Paul Howell and Rex Howell- The Winners!

Tuesday, September 05, 2006

Team Blog says Happy Labor Day

Doves Don't Get Memo


Lost Horizon, MS> The annual dove hunt at the lonely Christmas Place Hunting club went as expected this year. Obviously the doves did not get the memo to show up Saturday morning. This shows how evil, and despicable the doves are. Luckily by 9:00AM, Hershel had beaten us all into the fields to work. (for Hershel)We got the Graveyard, Indian Mound and everything across the Beaver Dam disked and planted. This was important in case of rain that would make it impossible to get back into these areas before deer season. Joe "Tractorman" Newman was there with his tractor to help. Thank you! A long, hard, tiring day with no doves, but a good days' work done.

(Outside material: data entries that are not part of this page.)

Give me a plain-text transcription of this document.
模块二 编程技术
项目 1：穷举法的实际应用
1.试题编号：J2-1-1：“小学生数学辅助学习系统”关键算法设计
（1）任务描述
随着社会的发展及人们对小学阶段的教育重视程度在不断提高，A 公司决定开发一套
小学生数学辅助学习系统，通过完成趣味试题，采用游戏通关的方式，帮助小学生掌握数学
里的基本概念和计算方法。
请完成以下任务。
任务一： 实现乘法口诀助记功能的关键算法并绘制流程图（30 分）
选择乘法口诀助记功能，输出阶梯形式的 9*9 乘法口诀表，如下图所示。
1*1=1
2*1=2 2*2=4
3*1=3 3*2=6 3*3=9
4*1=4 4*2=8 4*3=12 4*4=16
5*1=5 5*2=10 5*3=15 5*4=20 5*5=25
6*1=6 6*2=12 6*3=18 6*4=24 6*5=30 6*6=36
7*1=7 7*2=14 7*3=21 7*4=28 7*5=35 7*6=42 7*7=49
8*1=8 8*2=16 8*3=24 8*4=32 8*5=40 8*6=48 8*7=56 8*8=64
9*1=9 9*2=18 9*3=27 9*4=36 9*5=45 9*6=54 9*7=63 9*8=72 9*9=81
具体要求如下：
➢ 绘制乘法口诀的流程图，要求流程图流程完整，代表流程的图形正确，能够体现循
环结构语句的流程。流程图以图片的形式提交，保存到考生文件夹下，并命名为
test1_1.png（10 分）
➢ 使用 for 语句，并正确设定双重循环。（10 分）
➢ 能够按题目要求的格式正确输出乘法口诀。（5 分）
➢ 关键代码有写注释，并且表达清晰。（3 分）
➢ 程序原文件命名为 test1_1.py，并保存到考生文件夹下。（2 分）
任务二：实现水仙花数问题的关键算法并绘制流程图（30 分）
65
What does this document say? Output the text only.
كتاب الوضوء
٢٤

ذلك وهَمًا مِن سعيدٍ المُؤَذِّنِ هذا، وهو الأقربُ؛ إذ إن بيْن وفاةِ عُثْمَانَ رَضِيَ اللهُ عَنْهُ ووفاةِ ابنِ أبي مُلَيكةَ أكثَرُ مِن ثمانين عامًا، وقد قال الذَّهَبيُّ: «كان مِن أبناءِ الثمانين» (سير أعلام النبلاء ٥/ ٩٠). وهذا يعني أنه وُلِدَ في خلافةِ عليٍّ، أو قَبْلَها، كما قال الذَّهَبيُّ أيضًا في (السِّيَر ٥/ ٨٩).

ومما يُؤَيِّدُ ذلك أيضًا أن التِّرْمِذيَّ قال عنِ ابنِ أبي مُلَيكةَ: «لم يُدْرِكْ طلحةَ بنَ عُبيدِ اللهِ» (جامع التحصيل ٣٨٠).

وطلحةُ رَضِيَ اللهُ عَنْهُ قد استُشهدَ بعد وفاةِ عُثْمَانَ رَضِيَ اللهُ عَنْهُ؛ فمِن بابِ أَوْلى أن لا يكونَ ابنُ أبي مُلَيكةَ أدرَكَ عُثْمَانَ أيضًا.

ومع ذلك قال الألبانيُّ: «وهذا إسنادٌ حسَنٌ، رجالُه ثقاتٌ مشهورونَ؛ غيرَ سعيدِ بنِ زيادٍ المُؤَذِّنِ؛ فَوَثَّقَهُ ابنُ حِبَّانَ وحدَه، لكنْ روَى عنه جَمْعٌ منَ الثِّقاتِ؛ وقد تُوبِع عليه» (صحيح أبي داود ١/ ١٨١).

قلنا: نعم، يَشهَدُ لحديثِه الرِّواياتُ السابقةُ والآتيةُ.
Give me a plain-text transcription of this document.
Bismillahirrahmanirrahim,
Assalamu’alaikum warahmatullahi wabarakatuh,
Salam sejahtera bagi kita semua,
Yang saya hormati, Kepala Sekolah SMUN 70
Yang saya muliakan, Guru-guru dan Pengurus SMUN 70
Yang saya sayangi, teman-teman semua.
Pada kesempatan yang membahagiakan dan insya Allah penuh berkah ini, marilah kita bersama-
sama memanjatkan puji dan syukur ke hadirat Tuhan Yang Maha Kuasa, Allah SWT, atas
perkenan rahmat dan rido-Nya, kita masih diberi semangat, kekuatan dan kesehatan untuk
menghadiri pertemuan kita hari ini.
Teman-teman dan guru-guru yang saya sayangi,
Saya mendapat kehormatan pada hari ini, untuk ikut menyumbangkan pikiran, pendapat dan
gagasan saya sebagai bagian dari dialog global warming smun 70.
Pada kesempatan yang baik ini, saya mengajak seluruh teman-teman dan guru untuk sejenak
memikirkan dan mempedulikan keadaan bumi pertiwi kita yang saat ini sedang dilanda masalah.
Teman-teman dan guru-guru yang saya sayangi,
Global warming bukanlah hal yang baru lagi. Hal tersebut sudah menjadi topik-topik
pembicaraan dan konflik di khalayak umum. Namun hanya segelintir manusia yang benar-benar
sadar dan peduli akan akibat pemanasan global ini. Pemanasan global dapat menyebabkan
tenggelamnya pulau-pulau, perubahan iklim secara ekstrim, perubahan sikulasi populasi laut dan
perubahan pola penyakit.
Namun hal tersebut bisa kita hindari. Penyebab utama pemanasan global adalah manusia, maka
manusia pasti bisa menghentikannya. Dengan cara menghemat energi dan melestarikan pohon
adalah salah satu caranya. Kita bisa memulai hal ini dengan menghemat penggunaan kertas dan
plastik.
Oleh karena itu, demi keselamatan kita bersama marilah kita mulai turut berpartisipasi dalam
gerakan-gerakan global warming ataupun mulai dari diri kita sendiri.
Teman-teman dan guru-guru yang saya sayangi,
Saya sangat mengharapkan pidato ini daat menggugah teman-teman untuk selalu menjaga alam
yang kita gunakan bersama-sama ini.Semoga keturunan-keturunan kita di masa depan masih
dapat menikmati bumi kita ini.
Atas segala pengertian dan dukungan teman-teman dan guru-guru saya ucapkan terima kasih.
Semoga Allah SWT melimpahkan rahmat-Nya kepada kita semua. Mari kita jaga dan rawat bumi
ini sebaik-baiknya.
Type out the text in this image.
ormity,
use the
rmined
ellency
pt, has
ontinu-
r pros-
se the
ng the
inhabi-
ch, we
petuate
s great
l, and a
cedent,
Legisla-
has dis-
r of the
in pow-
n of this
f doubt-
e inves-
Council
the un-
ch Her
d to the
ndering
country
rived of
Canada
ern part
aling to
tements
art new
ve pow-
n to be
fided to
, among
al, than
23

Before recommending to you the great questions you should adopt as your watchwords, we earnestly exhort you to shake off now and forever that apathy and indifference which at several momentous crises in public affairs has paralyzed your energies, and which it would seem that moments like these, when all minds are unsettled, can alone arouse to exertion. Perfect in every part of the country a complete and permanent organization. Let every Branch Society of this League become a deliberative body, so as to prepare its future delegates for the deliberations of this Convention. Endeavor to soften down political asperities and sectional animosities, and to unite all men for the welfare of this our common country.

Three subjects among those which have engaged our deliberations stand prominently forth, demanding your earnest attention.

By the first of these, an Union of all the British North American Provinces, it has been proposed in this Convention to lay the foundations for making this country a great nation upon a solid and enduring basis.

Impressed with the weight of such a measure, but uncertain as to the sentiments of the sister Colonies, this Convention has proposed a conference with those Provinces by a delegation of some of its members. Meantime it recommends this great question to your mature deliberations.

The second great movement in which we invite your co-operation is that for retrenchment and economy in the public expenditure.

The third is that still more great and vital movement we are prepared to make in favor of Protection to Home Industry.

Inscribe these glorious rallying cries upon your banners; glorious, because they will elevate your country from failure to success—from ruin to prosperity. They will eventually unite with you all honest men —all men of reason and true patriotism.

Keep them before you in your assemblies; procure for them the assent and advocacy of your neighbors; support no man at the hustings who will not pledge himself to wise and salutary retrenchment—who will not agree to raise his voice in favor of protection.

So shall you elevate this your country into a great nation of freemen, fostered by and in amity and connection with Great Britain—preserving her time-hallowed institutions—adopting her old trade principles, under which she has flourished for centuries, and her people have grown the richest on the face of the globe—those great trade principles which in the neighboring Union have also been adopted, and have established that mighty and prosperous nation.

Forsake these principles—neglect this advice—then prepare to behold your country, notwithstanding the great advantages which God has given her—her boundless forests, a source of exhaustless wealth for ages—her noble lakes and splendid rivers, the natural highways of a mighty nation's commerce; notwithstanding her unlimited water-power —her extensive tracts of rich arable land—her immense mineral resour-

Friday, September 01, 2006

THE ENEMY


sneaky, vicious, will crap on you as it flys over, wears gray (obviously a rebel partisan), lands in trees behind you, coos at you in it's hateful voice, flys like a demon, won't hold still so you can blast it, uses it's color to hide on ground and attack you, causes you to waste shells, these evil creatures must be destroyed!